Throughput requirements are different from latency requirements. The only similarity that the throughput requirements share with latency is the fact that again, these requirements need to be derived from generic throughput requirements. Generic requirements for throughput can be similar to the following:

  • The solution must be able to process 1,000,000 invoices/day
  • The solution must support 1,000 authenticated users each invoking one of the functions A, B or C every five to ten seconds
  • Weekly statistics for all customers have to be composed in no more than six hours each Sunday night between 12 PM and 6 AM

So, instead of setting requirements for a single operation, the requirements for throughput specify how many operations the system must process in a given time unit. Similar to the latency requirements, the GC tuning part now requires determining the total time that can be spent on GC during the time measured. How much is tolerable for the particular system is again application-specific, but as a rule of thumb, anything over 10% would look suspicious.

Let us now assume that the requirement at hand foresees that the system processes 1,000 transactions per minute. Let us also assume that the total duration of GC pauses during any minute cannot exceed six seconds (or 10%) of this time.

Having formalized the requirements, the next step would be to harvest the information we need. The source to be used in the example is again GC logs, from which we would get information similar to the following:

2015-06-04T13:34:16.974-0200: 2.578: [Full GC (Ergonomics) [PSYoungGen: 93677K->70109K(254976K)] [ParOldGen: 499597K->511230K(761856K)] 593275K->581339K(1016832K), [Metaspace: 2936K->2936K(1056768K)], 0.0713174 secs] [Times: user=0.21 sys=0.02, real=0.07 secs

This time we are interested in user and system times instead of real time. In this case we should focus on 23 milliseconds (21 + 2 ms in user and system times) during which the particular GC pause kept CPUs busy. Even more important is the fact that the system was running on a multi-core machine, translating to the actual stop-the-world pause of 0.0713174 seconds, which is the number to be used in the following calculations.

Extracting the information similar to the above from the GC logs across the test period, all that is left to be done is to verify the total duration of the stop-the-world pauses during each minute.
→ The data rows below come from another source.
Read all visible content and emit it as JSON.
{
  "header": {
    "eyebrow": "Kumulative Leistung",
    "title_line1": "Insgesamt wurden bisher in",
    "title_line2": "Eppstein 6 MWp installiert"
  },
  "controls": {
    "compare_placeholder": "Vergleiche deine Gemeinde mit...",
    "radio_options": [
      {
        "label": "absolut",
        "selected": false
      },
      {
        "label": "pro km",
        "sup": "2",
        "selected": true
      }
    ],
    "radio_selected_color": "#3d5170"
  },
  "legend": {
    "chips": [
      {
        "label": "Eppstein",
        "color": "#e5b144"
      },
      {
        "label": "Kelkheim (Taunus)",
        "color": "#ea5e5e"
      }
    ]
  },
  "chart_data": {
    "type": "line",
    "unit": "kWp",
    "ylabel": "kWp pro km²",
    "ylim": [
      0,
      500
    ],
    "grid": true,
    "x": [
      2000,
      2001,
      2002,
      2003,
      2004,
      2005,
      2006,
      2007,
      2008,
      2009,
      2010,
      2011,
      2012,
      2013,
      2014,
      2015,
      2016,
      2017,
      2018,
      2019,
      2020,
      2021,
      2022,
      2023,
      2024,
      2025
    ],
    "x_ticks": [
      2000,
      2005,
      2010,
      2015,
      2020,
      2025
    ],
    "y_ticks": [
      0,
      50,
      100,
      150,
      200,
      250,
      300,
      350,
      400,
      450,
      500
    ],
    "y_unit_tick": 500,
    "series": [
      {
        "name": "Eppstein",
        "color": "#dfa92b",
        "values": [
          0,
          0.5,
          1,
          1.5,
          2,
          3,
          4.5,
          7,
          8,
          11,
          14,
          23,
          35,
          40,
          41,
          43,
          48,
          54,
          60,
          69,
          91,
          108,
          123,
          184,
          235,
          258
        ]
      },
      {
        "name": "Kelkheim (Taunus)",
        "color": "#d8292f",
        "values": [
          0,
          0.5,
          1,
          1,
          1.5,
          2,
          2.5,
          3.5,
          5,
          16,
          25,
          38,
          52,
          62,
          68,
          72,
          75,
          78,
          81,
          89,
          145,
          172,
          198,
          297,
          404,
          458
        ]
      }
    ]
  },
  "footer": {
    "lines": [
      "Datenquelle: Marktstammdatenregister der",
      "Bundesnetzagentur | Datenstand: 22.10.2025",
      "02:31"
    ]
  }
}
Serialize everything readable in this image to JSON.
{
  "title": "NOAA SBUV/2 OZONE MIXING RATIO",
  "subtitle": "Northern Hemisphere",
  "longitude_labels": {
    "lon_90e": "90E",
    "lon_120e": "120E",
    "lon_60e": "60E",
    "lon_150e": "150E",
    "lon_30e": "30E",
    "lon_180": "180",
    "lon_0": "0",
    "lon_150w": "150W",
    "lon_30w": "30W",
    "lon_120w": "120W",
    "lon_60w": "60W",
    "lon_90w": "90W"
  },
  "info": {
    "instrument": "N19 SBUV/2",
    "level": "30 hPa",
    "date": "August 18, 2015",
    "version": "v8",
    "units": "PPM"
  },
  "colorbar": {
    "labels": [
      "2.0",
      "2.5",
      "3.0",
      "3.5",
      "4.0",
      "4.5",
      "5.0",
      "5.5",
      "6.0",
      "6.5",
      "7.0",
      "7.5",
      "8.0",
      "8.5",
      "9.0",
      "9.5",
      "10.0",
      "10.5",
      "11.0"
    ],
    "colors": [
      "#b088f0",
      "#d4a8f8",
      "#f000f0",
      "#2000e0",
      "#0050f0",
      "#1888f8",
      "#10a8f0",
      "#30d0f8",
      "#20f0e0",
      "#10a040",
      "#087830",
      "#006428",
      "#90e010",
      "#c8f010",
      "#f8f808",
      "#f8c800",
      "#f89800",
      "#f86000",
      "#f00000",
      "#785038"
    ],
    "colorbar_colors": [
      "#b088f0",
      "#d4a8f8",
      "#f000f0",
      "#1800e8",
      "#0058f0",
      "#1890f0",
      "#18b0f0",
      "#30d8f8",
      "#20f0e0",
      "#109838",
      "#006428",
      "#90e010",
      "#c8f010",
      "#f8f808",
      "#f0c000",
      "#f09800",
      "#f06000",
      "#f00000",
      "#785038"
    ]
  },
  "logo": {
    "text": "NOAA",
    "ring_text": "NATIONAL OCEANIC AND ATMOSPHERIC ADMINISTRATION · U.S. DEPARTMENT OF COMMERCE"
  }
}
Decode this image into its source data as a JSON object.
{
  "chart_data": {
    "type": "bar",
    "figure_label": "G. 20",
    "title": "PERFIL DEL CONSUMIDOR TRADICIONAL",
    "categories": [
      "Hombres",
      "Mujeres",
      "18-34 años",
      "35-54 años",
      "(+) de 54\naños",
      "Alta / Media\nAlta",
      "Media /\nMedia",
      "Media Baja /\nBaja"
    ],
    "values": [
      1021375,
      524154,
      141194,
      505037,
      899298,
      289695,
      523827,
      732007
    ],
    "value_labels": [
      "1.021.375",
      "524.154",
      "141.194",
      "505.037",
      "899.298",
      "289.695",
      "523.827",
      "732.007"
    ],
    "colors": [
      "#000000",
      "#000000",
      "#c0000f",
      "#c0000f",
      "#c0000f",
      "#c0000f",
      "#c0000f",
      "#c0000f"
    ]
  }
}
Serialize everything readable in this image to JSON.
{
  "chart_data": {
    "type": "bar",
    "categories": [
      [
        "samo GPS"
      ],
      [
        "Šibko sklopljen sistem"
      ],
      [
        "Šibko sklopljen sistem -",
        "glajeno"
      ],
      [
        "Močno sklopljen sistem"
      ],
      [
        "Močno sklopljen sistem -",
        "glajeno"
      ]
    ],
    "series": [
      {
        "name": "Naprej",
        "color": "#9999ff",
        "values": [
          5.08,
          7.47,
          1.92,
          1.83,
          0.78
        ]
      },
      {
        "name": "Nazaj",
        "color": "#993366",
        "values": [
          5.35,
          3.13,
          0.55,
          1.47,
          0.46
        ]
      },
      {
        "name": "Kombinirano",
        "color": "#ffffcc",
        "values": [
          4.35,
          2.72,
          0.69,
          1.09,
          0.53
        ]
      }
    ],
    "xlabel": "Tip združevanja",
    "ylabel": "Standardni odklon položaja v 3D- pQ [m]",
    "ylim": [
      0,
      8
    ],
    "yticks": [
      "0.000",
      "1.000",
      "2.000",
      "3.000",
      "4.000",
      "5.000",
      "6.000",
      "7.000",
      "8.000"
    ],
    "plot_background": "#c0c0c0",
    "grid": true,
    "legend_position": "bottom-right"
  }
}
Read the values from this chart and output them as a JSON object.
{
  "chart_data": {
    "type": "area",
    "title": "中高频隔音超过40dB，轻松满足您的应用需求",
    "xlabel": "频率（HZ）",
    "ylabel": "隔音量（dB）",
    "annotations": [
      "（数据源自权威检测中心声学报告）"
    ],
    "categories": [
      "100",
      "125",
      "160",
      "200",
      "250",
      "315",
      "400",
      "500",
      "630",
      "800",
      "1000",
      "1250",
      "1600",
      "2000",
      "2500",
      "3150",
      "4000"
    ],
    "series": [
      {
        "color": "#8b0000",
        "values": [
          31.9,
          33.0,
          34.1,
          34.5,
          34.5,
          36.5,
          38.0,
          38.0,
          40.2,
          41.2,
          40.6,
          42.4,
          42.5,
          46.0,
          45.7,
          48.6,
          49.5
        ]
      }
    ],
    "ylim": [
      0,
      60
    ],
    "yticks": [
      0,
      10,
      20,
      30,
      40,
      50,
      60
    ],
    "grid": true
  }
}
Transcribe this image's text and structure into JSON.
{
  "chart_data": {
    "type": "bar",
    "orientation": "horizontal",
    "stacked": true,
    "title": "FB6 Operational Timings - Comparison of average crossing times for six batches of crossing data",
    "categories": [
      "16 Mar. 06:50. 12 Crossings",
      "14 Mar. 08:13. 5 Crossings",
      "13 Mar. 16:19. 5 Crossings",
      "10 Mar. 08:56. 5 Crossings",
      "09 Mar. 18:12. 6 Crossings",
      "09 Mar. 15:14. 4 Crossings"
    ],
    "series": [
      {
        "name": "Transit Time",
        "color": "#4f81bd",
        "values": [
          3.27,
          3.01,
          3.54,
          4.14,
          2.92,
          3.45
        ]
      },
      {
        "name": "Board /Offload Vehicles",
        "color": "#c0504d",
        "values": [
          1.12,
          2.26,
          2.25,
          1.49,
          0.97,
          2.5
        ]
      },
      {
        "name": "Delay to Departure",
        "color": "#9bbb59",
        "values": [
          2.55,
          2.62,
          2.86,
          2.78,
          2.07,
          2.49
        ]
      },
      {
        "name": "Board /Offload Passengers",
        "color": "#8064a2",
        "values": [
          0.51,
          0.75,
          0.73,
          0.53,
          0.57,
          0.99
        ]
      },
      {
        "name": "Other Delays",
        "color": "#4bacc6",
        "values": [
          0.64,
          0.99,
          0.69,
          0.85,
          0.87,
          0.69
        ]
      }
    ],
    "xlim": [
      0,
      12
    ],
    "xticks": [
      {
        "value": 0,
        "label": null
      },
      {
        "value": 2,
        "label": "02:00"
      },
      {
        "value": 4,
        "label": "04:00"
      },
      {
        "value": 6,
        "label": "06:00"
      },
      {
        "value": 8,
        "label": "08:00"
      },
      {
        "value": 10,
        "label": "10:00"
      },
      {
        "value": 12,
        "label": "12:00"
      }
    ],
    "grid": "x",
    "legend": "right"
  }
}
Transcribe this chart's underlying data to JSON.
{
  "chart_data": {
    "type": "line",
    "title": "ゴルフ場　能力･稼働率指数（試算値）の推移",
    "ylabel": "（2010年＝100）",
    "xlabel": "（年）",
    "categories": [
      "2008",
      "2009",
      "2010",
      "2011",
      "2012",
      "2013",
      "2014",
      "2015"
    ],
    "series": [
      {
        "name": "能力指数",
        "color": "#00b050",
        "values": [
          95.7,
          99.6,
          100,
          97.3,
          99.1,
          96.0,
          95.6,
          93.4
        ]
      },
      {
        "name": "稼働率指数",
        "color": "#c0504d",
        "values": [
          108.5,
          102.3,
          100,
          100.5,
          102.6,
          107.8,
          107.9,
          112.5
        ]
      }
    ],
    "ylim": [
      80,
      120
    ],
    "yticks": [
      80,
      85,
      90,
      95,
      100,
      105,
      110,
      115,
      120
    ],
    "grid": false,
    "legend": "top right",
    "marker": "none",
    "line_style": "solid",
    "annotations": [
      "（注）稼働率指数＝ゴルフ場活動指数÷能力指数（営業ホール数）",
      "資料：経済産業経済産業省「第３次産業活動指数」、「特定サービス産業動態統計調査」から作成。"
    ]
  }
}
In case the total duration of the pauses does not exceed 6,000ms or six seconds in any of these one-minute periods, we have fulfilled our requirement.


Capacity requirements put additional constraints on the environment where the throughput and latency goals can be met. These requirements might be expressed either in terms of computing resources or in cold hard cash. The ways in which such requirements can be described can, for example, take the following form:

  • The system must be deployed on Android devices with less than 512 MB of memory
  • The system must be deployed on Amazon EC2 The maximum required instance size must not exceed the configuration c3.xlarge (8 G, 4 cores)
  • The monthly invoice from Amazon EC2 for running the system must not exceed $12,000

Thus, capacity has to be taken into account when fulfilling the latency and throughput requirements. With unlimited computing power, any kind of latency and throughput targets could be met, yet in the real world the budget and other constraints have a tendency to set limits on the resources one can use.